LECCO – Il nome dell’associazione – Ashia – è di per sé un’esortazione. In lingua camerunense significa infatti “forza coraggio”. Fondata nel 2008 e nata da un’idea di un gruppo di amici intenzionati concretizzare il sogno di incanalare appunto in un’associazione le attività di solidarietà svolte individualmente, si propone di sostenere appunto iniziative di solidarietà sociale sul territorio ma anche in realtà lontane.
Non a caso tra i progetti portati avanti vi è l’assistenza sanitaria e ortopedica presso l’ospedale “San Giovanni di Dio” a Nguti, in Cameroun. Particolare impegno viene riservato poi al cosiddetto “prestito d’onore”, che prevede un sostegno economico per favorire il percorso di laurea di ragazze e ragazzi diplomati che altrimenti non potrebbero accedere alla carriera universitaria, pur avendone le capacità. Alla fine del percorso universitario e dopo aver trovato un’occupazione, i giovani si impegnano a restituire una piccola parte del contributo ricevuto.
L’associazione sostiene inoltre a Mandello il “progetto Iride”, collaborando al programma di integrazione e alfabetizzazione delle donne e dei bambini stranieri avviato una decina d’anni fa in frazione Rongio.
In questi anni va detto che i percorsi di crescita, autonomia e miglioramento dell’autostima nelle donne coinvolte nel progetto hanno fatto importanti passi in avanti.
Anche per questa ragione proprio a Mandello negli ultimi anni era stato organizzato un momento di incontro per conoscere e assaggiare la cucina di altri mondi. Quest’anno, invece, per il quarto appuntamento con la degustazione etnica responsabili e animatori di Ashia hanno ritenuto che le donne fossero pronte a uscire un po’ dai loro confini e che dunque si potessero spostare alla “Casa sul pozzo”, nel rione lecchese di Chiuso, realtà a sua volta particolarmente attiva nei progetti di integrazione.

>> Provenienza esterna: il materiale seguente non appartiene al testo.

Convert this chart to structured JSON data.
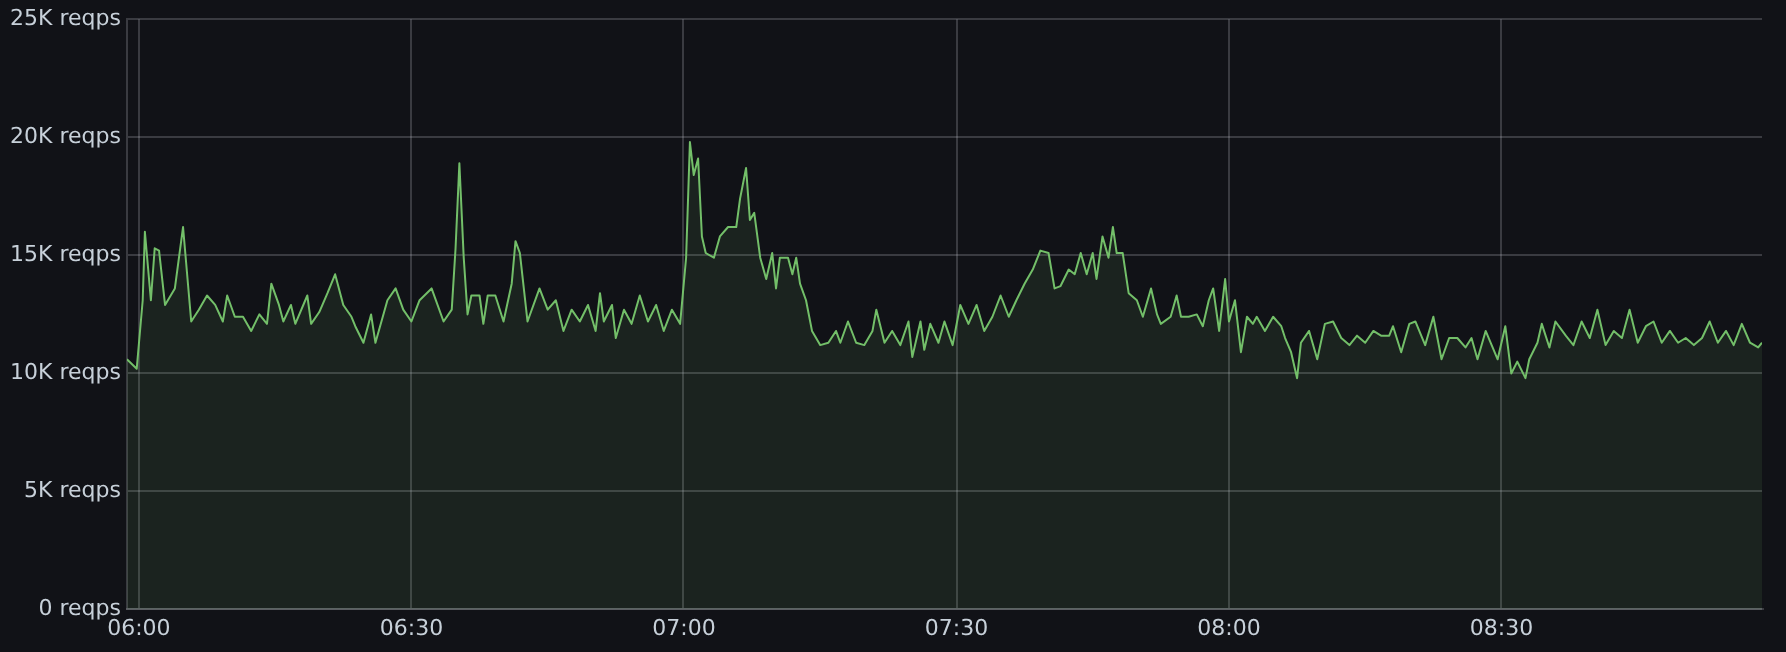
{
  "chart_data": {
    "type": "area",
    "color": "#73bf69",
    "grid": true,
    "xlim": [
      5.978,
      8.978
    ],
    "xticks": [
      {
        "value": 6,
        "label": "06:00"
      },
      {
        "value": 6.5,
        "label": "06:30"
      },
      {
        "value": 7,
        "label": "07:00"
      },
      {
        "value": 7.5,
        "label": "07:30"
      },
      {
        "value": 8,
        "label": "08:00"
      },
      {
        "value": 8.5,
        "label": "08:30"
      }
    ],
    "ylim": [
      0,
      25000
    ],
    "yticks": [
      {
        "value": 0,
        "label": "0 reqps"
      },
      {
        "value": 5000,
        "label": "5K reqps"
      },
      {
        "value": 10000,
        "label": "10K reqps"
      },
      {
        "value": 15000,
        "label": "15K reqps"
      },
      {
        "value": 20000,
        "label": "20K reqps"
      },
      {
        "value": 25000,
        "label": "25K reqps"
      }
    ],
    "x": [
      5.978,
      5.996,
      6.007,
      6.011,
      6.022,
      6.029,
      6.037,
      6.048,
      6.066,
      6.081,
      6.096,
      6.11,
      6.125,
      6.14,
      6.154,
      6.162,
      6.176,
      6.191,
      6.206,
      6.221,
      6.235,
      6.243,
      6.257,
      6.265,
      6.279,
      6.287,
      6.309,
      6.316,
      6.331,
      6.346,
      6.36,
      6.375,
      6.39,
      6.397,
      6.412,
      6.426,
      6.434,
      6.456,
      6.471,
      6.485,
      6.5,
      6.515,
      6.537,
      6.559,
      6.574,
      6.581,
      6.588,
      6.596,
      6.603,
      6.61,
      6.625,
      6.632,
      6.64,
      6.654,
      6.669,
      6.684,
      6.691,
      6.699,
      6.713,
      6.735,
      6.75,
      6.765,
      6.779,
      6.794,
      6.809,
      6.824,
      6.838,
      6.846,
      6.853,
      6.868,
      6.875,
      6.89,
      6.904,
      6.919,
      6.934,
      6.949,
      6.963,
      6.978,
      6.993,
      7.004,
      7.011,
      7.018,
      7.026,
      7.033,
      7.04,
      7.055,
      7.066,
      7.081,
      7.096,
      7.103,
      7.114,
      7.121,
      7.129,
      7.14,
      7.151,
      7.162,
      7.169,
      7.176,
      7.191,
      7.199,
      7.206,
      7.213,
      7.224,
      7.235,
      7.25,
      7.265,
      7.279,
      7.287,
      7.301,
      7.316,
      7.331,
      7.346,
      7.353,
      7.368,
      7.382,
      7.397,
      7.412,
      7.419,
      7.434,
      7.441,
      7.452,
      7.467,
      7.478,
      7.493,
      7.507,
      7.522,
      7.537,
      7.551,
      7.566,
      7.581,
      7.596,
      7.61,
      7.625,
      7.64,
      7.654,
      7.669,
      7.68,
      7.691,
      7.706,
      7.717,
      7.728,
      7.739,
      7.75,
      7.757,
      7.768,
      7.779,
      7.787,
      7.794,
      7.805,
      7.816,
      7.831,
      7.842,
      7.857,
      7.868,
      7.875,
      7.893,
      7.904,
      7.912,
      7.926,
      7.941,
      7.952,
      7.963,
      7.971,
      7.982,
      7.993,
      8.0,
      8.011,
      8.022,
      8.033,
      8.044,
      8.051,
      8.066,
      8.081,
      8.096,
      8.103,
      8.114,
      8.125,
      8.132,
      8.147,
      8.162,
      8.176,
      8.191,
      8.206,
      8.221,
      8.235,
      8.25,
      8.265,
      8.279,
      8.294,
      8.301,
      8.316,
      8.331,
      8.342,
      8.36,
      8.375,
      8.39,
      8.404,
      8.419,
      8.434,
      8.445,
      8.456,
      8.471,
      8.482,
      8.493,
      8.507,
      8.518,
      8.529,
      8.544,
      8.551,
      8.566,
      8.574,
      8.588,
      8.599,
      8.618,
      8.632,
      8.647,
      8.662,
      8.676,
      8.691,
      8.706,
      8.721,
      8.735,
      8.75,
      8.765,
      8.779,
      8.794,
      8.809,
      8.824,
      8.838,
      8.853,
      8.868,
      8.882,
      8.897,
      8.912,
      8.926,
      8.941,
      8.956,
      8.971,
      8.978
    ],
    "values": [
      10600,
      10200,
      13100,
      16000,
      13100,
      15300,
      15200,
      12900,
      13600,
      16200,
      12200,
      12700,
      13300,
      12900,
      12200,
      13300,
      12400,
      12400,
      11800,
      12500,
      12100,
      13800,
      12900,
      12200,
      12900,
      12100,
      13300,
      12100,
      12600,
      13400,
      14200,
      12900,
      12400,
      12000,
      11300,
      12500,
      11300,
      13100,
      13600,
      12700,
      12200,
      13100,
      13600,
      12200,
      12700,
      15300,
      18900,
      14900,
      12500,
      13300,
      13300,
      12100,
      13300,
      13300,
      12200,
      13800,
      15600,
      15100,
      12200,
      13600,
      12700,
      13100,
      11800,
      12700,
      12200,
      12900,
      11800,
      13400,
      12200,
      12900,
      11500,
      12700,
      12100,
      13300,
      12200,
      12900,
      11800,
      12700,
      12100,
      14900,
      19800,
      18400,
      19100,
      15800,
      15100,
      14900,
      15800,
      16200,
      16200,
      17400,
      18700,
      16500,
      16800,
      14900,
      14000,
      15100,
      13600,
      14900,
      14900,
      14200,
      14900,
      13800,
      13100,
      11800,
      11200,
      11300,
      11800,
      11300,
      12200,
      11300,
      11200,
      11800,
      12700,
      11300,
      11800,
      11200,
      12200,
      10700,
      12200,
      11000,
      12100,
      11300,
      12200,
      11200,
      12900,
      12100,
      12900,
      11800,
      12400,
      13300,
      12400,
      13100,
      13800,
      14400,
      15200,
      15100,
      13600,
      13700,
      14400,
      14200,
      15100,
      14200,
      15100,
      14000,
      15800,
      14900,
      16200,
      15100,
      15100,
      13400,
      13100,
      12400,
      13600,
      12500,
      12100,
      12400,
      13300,
      12400,
      12400,
      12500,
      12000,
      13100,
      13600,
      11800,
      14000,
      12200,
      13100,
      10900,
      12400,
      12100,
      12400,
      11800,
      12400,
      12000,
      11500,
      10900,
      9800,
      11300,
      11800,
      10600,
      12100,
      12200,
      11500,
      11200,
      11600,
      11300,
      11800,
      11600,
      11600,
      12000,
      10900,
      12100,
      12200,
      11200,
      12400,
      10600,
      11500,
      11500,
      11100,
      11500,
      10600,
      11800,
      11200,
      10600,
      12000,
      10000,
      10500,
      9800,
      10600,
      11300,
      12100,
      11100,
      12200,
      11600,
      11200,
      12200,
      11500,
      12700,
      11200,
      11800,
      11500,
      12700,
      11300,
      12000,
      12200,
      11300,
      11800,
      11300,
      11500,
      11200,
      11500,
      12200,
      11300,
      11800,
      11200,
      12100,
      11300,
      11100,
      11300
    ]
  }
}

E all’evento dell’ultimo fine settimana si è accompagnato un successo inaspettato sia per numero di partecipanti sia per la varietà dei cibi proposti e per la presenza di numerose cucine, tra le quali la turca, la marocchina e quella dell’Africa nera, ma anche dell’area dell’Est europeo.
“Situazioni come quelle vissute domenica 29 novembre – spiegano i promotori dell’apericena – l’atmosfera della Casa che accoglie, il suo giallo di luce che diffonde gioia, dagli arredi all’allestimento realizzato, fino al velo nella stessa tinta e all’abito con i profili gialli indossato da una ragazza turca che aiutava nella distribuzione dei cibi ci fanno cogliere quanto nei microcosmi delle nostre esperienze le cose vadano in una giusta direzione”.
“Un gruppo di ospiti variegato – affermano – ha condiviso l’iniziativa accompagnato dagli operatori del progetto e dai membri dell’associazione e ha apprezzato quanto è stato proposto. Tutti si sono aperti con entusiasmo (qualcuno un po’ più cauto, ma alla fine contento) ad altri sapori, mostrando curiosità e entrando gradualmente in queste diversità”.
I responsabili di “Ashia” aggiungono: “La metafora del cibo è del resto espressiva della relazione con l’altro, con chi ci viene proposto come diverso. E’ frequente sentire… puzza uscire dalle abitazioni di chi arriva da altri mondi, ma lo scorso fine settimana tutti hanno sentito soltanto profumi e questo è espressione di un capovolgimento di tanti sguardi e ci deve infondere ottimismo”.
Quindi un’altra considerazione: “Questo cambio di prospettiva di osservazione ha fatto sentire veramente bene le donne presenti in cucina: le donne del nostro progetto, ma anche quelle dell’Est europeo che si sono aggiunte all’ultimo per dare man forte nella preparazione dei piatti, visto l’alto numero di partecipanti alla cena, e quelle che hanno cucinato per lunghe ore a casa propria e le ragazze G2 – seconda generazione – che hanno aiutato in cucina, curiose e attente, che hanno visto il valore e apprezzato il sapere delle loro madri, così come la piccola marocchina, figlia di una donna in cucina, che ha rubato con i suoi occhi tutti i fotogrammi del film in cui si è ritrovata per una sera”.
La “Casa sul pozzo” è stata in definitiva l’occasione propizia per il piacere dell’incontro. E l’associazione Ashia e i responsabili del “progetto Iride” sono stati espliciti: “Vogliamo continuare nel solco fin qui tracciato e percorrere ancora parecchia strada”.